Mary Cannon


Mary Cannon is an Irish psychiatrist and research scientist. She has received the Royal Academy of Medicine in Ireland's "Doctors Award" for Psychiatry, and is among the most highly cited scientists in the world. She is best known for her study of the risk factors for mental illness in young people.

Education

As an undergraduate, Cannon studied medicine at University College Dublin and trained as a psychiatrist with Eadbhard O'Callaghan at the St John of God Hospital in Dublin. She then won an "advanced training fellowship" from the Wellcome Trust to study with Robin Murray at the Institute of Psychiatry in London.
Cannon cites her mother, a schoolteacher and principal, as a possible influence: "“My mother could predict which kids would have difficulties and which ones would do well,” recalls Cannon. “I always found it interesting that the seeds are sown so early.”"

Career

Cannon is an associate professor of Psychiatry at the Royal College of Surgeons in Ireland, as well as a consulting psychiatrist at Beaumont Hospital, Dublin.
Cannon researches risk factors for psychosis and other mental illnesses in young people.

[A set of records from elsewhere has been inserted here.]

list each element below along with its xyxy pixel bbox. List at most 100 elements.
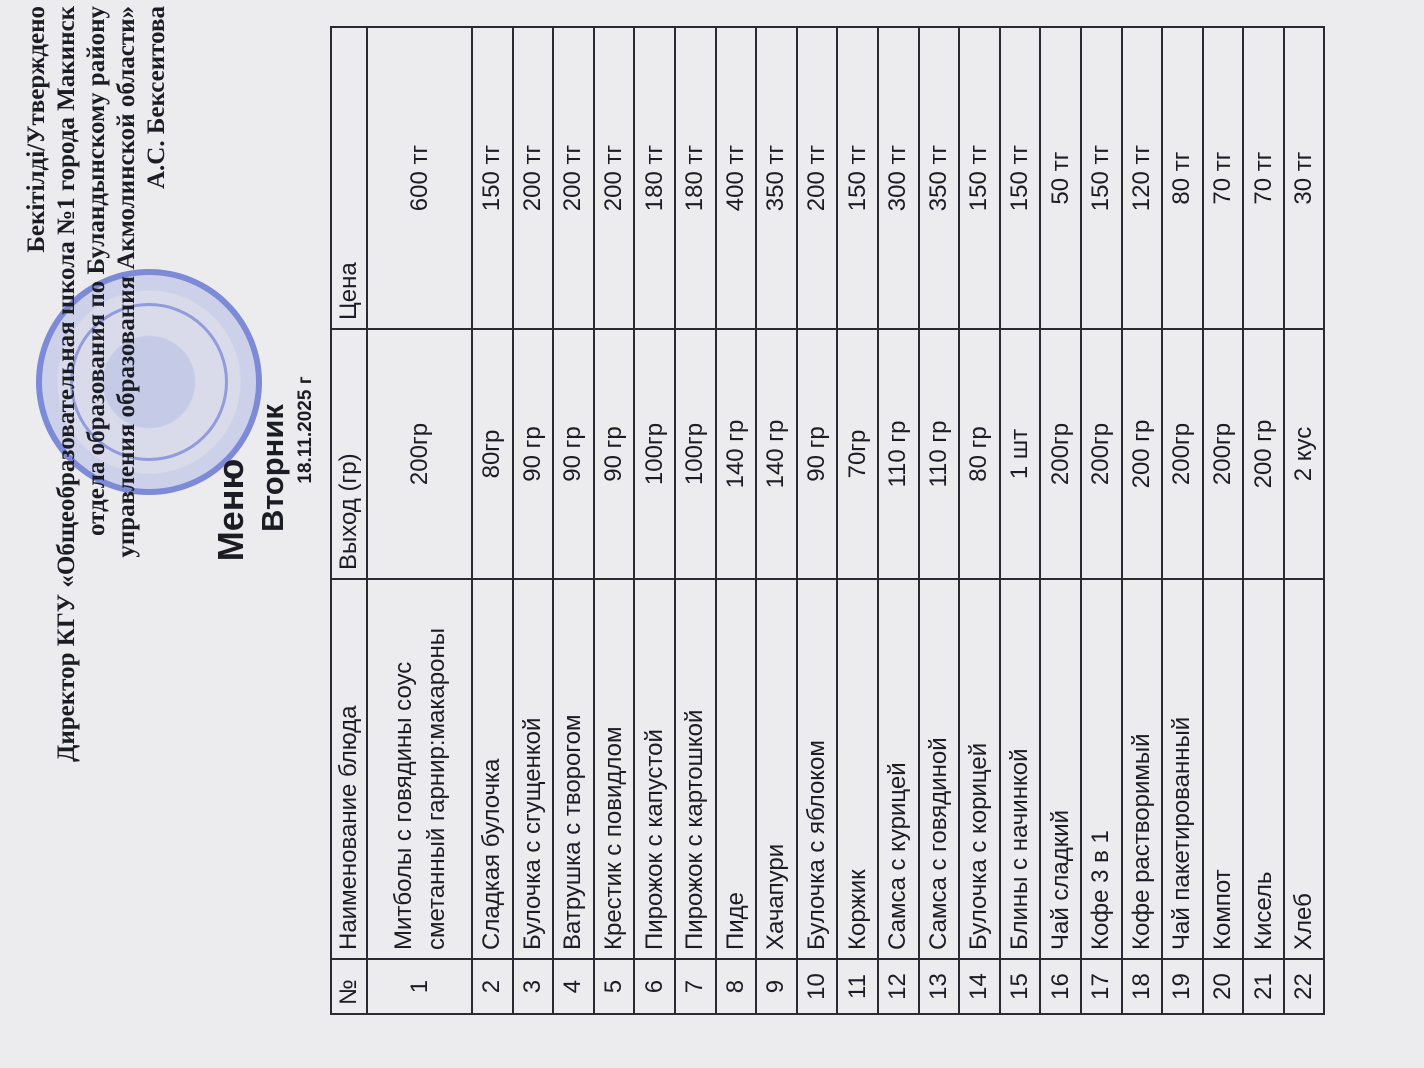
row-number: 6 (634, 959, 675, 1014)
price: 150 тг (472, 27, 513, 329)
row-number: 13 (918, 959, 960, 1014)
portion: 200гр (1202, 329, 1244, 579)
price: 80 тг (1162, 27, 1203, 329)
table-row: 13 Самса с говядиной 110 гр 350 тг (918, 27, 960, 1014)
dish-name: Булочка с корицей (959, 579, 1000, 959)
table-row: 1 Митболы с говядины соус сметанный гарни… (367, 27, 472, 1014)
price: 70 тг (1243, 27, 1284, 329)
dish-name: Ватрушка с творогом (553, 579, 594, 959)
portion: 200 гр (1121, 329, 1163, 579)
date: 18.11.2025 г (295, 376, 316, 484)
dish-name: Пиде (715, 579, 757, 959)
dish-name: Пирожок с картошкой (674, 579, 716, 959)
price: 50 тг (1040, 27, 1081, 329)
dish-name: Кисель (1243, 579, 1284, 959)
row-number: 21 (1243, 959, 1284, 1014)
row-number: 15 (999, 959, 1041, 1014)
portion: 80гр (472, 329, 513, 579)
title: Меню (210, 458, 251, 562)
row-number: 9 (756, 959, 797, 1014)
row-number: 19 (1162, 959, 1203, 1014)
portion: 200гр (1162, 329, 1203, 579)
portion: 90 гр (512, 329, 554, 579)
portion: 200 гр (1243, 329, 1284, 579)
row-number: 4 (553, 959, 594, 1014)
table-row: 15 Блины с начинкой 1 шт 150 тг (999, 27, 1041, 1014)
price: 30 тг (1283, 27, 1325, 329)
dish-name: Блины с начинкой (999, 579, 1041, 959)
table-row: 3 Булочка с сгущенкой 90 гр 200 тг (512, 27, 554, 1014)
portion: 200гр (367, 329, 472, 579)
table-row: 9 Хачапури 140 гр 350 тг (756, 27, 797, 1014)
signature: А.С. Бексеитова (143, 6, 170, 189)
row-number: 1 (367, 959, 472, 1014)
price: 120 тг (1121, 27, 1163, 329)
table-row: 5 Крестик с повидлом 90 гр 200 тг (593, 27, 635, 1014)
table-row: 8 Пиде 140 гр 400 тг (715, 27, 757, 1014)
dish-name: Чай пакетированный (1162, 579, 1203, 959)
dish-name: Митболы с говядины соус сметанный гарнир… (367, 579, 472, 959)
price: 150 тг (959, 27, 1000, 329)
dish-name: Сладкая булочка (472, 579, 513, 959)
portion: 100гр (674, 329, 716, 579)
portion: 90 гр (796, 329, 838, 579)
portion: 70гр (837, 329, 878, 579)
row-number: 12 (877, 959, 919, 1014)
price: 350 тг (918, 27, 960, 329)
portion: 140 гр (756, 329, 797, 579)
table-row: 16 Чай сладкий 200гр 50 тг (1040, 27, 1081, 1014)
table-row: 2 Сладкая булочка 80гр 150 тг (472, 27, 513, 1014)
row-number: 3 (512, 959, 554, 1014)
dish-name: Кофе растворимый (1121, 579, 1163, 959)
price: 180 тг (674, 27, 716, 329)
row-number: 7 (674, 959, 716, 1014)
dish-name: Самса с говядиной (918, 579, 960, 959)
table-row: 22 Хлеб 2 кус 30 тг (1283, 27, 1325, 1014)
row-number: 17 (1080, 959, 1122, 1014)
portion: 80 гр (959, 329, 1000, 579)
table-row: 19 Чай пакетированный 200гр 80 тг (1162, 27, 1203, 1014)
table-row: 14 Булочка с корицей 80 гр 150 тг (959, 27, 1000, 1014)
row-number: 5 (593, 959, 635, 1014)
price: 400 тг (715, 27, 757, 329)
portion: 1 шт (999, 329, 1041, 579)
price: 150 тг (837, 27, 878, 329)
dish-name: Хлеб (1283, 579, 1325, 959)
dish-name: Самса с курицей (877, 579, 919, 959)
price: 70 тг (1202, 27, 1244, 329)
table-row: 10 Булочка с яблоком 90 гр 200 тг (796, 27, 838, 1014)
row-number: 8 (715, 959, 757, 1014)
dish-name: Крестик с повидлом (593, 579, 635, 959)
dish-name: Булочка с сгущенкой (512, 579, 554, 959)
table-row: 6 Пирожок с капустой 100гр 180 тг (634, 27, 675, 1014)
dish-name: Коржик (837, 579, 878, 959)
table-body: 1 Митболы с говядины соус сметанный гарни… (367, 27, 1325, 1014)
dish-name: Компот (1202, 579, 1244, 959)
dish-name: Чай сладкий (1040, 579, 1081, 959)
dish-name: Пирожок с капустой (634, 579, 675, 959)
price: 350 тг (756, 27, 797, 329)
column-header: № (331, 959, 367, 1014)
price: 600 тг (367, 27, 472, 329)
price: 150 тг (999, 27, 1041, 329)
portion: 140 гр (715, 329, 757, 579)
row-number: 16 (1040, 959, 1081, 1014)
price: 200 тг (796, 27, 838, 329)
column-header: Выход (гр) (331, 329, 367, 579)
portion: 90 гр (553, 329, 594, 579)
row-number: 20 (1202, 959, 1244, 1014)
table-row: 11 Коржик 70гр 150 тг (837, 27, 878, 1014)
row-number: 11 (837, 959, 878, 1014)
table-row: 7 Пирожок с картошкой 100гр 180 тг (674, 27, 716, 1014)
approval-header: Бекітілді/Утверждено Директор КГУ «Общео… (22, 6, 172, 762)
price: 300 тг (877, 27, 919, 329)
header-line: управления образования Акмолинской облас… (113, 6, 140, 558)
row-number: 18 (1121, 959, 1163, 1014)
column-header: Наименование блюда (331, 579, 367, 959)
table-row: 21 Кисель 200 гр 70 тг (1243, 27, 1284, 1014)
header-line: Директор КГУ «Общеобразовательная школа … (53, 6, 80, 762)
portion: 110 гр (877, 329, 919, 579)
dish-name: Хачапури (756, 579, 797, 959)
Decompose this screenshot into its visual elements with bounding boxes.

She and her research group have made important discoveries about the correlations of traumatic events in early childhood, including prenatal infection and childhood bullying, to psychiatric disorders such as schizophrenia in adults. Cannon also studies the mental health of Irish youth. Her group's discovery that more than one-fifth of Irish 11- to 13-year-olds have experienced "auditory hallucinations" attracted significant media attention. She has expressed the desire that her findings will lessen the stigma around auditory hallucinations, and will help to "remove the boundary" between youth and adult psychiatric services and research.

Recognition

In 2014, Cannon was the only woman among eleven Irish researchers named to the Thomson Reuters "World's Most Influential Scientific Minds" report. This report honours the 3,000 most highly cited scientists in the world.
Cannon has also won the Royal Academy of Medicine in Ireland's "Doctor Award" in Psychiatry, and the UK Health Research Board's "Clinician Scientist Award" fellowship.